Compare that with the cost to the economy of less international
competitiveness (the result of increased freight charges stemming from loss
of the efficiencies of the port of New Orleans), higher energy prices and
more vulnerable energy supplies. Compare that with the cost of rebuilding
the energy and port infrastructure elsewhere. Compare that with the fact
that in the past two years, we have spent more to rebuild Iraq's wetlands
than Louisiana's. National interest requires this restoration. Our energy
needs alone require it. Yet the White House proposes spending only $100
million for coastal restoration.

Washington also has a moral burden. It was the Federal Government's
responsibility to build levees that worked, and its failure to do so
ultimately led to New Orleans' being flooded. The White House recognized
that responsibility when it proposed an additional $4.2 billion for housing
in New Orleans, but the first priority remains flood control. Without it,
individuals will hesitate to rebuild, and lenders will decline to invest.

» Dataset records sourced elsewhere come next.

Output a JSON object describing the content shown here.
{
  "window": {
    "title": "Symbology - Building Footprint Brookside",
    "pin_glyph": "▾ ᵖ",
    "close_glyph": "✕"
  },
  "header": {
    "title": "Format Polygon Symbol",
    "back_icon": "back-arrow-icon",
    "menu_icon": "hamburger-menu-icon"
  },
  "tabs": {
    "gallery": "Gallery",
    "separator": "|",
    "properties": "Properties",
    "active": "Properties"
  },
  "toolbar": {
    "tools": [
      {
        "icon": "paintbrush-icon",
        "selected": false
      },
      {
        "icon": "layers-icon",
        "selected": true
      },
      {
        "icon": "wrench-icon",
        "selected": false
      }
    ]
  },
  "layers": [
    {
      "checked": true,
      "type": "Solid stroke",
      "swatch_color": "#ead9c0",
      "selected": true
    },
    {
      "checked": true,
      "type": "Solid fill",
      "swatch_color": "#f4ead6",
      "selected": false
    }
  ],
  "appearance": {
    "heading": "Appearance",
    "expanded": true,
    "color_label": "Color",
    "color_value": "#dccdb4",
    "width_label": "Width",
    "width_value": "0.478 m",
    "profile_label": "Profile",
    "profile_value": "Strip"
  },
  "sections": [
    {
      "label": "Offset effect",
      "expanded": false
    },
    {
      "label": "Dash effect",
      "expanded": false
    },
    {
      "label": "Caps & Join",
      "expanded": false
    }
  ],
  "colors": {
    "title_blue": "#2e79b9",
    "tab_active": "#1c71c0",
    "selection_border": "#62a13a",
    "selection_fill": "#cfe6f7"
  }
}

How should flood control be paid for? States get 50% of the tax revenues
paid to the Federal Government from oil and gas produced on federally owned
land. States justify that by arguing that the energy production puts strains
on their infrastructure and environment. Louisiana gets no share of the tax
revenue from the oil and gas production on the outer continental shelf. Yet
that production puts an infinitely greater burden on it than energy
production from other federal territory puts on any other state. If we treat
Louisiana the same as other states and give it the same share of tax revenue
that other states receive, it will need no other help from the government to
protect itself. Every day's delay makes it harder to rebuild the city. It is
time to act. It is well past time.

Newt Gingrich is a senior fellow at AEI. John M. Barry is the author of
Rising Tide and the Great Influenza.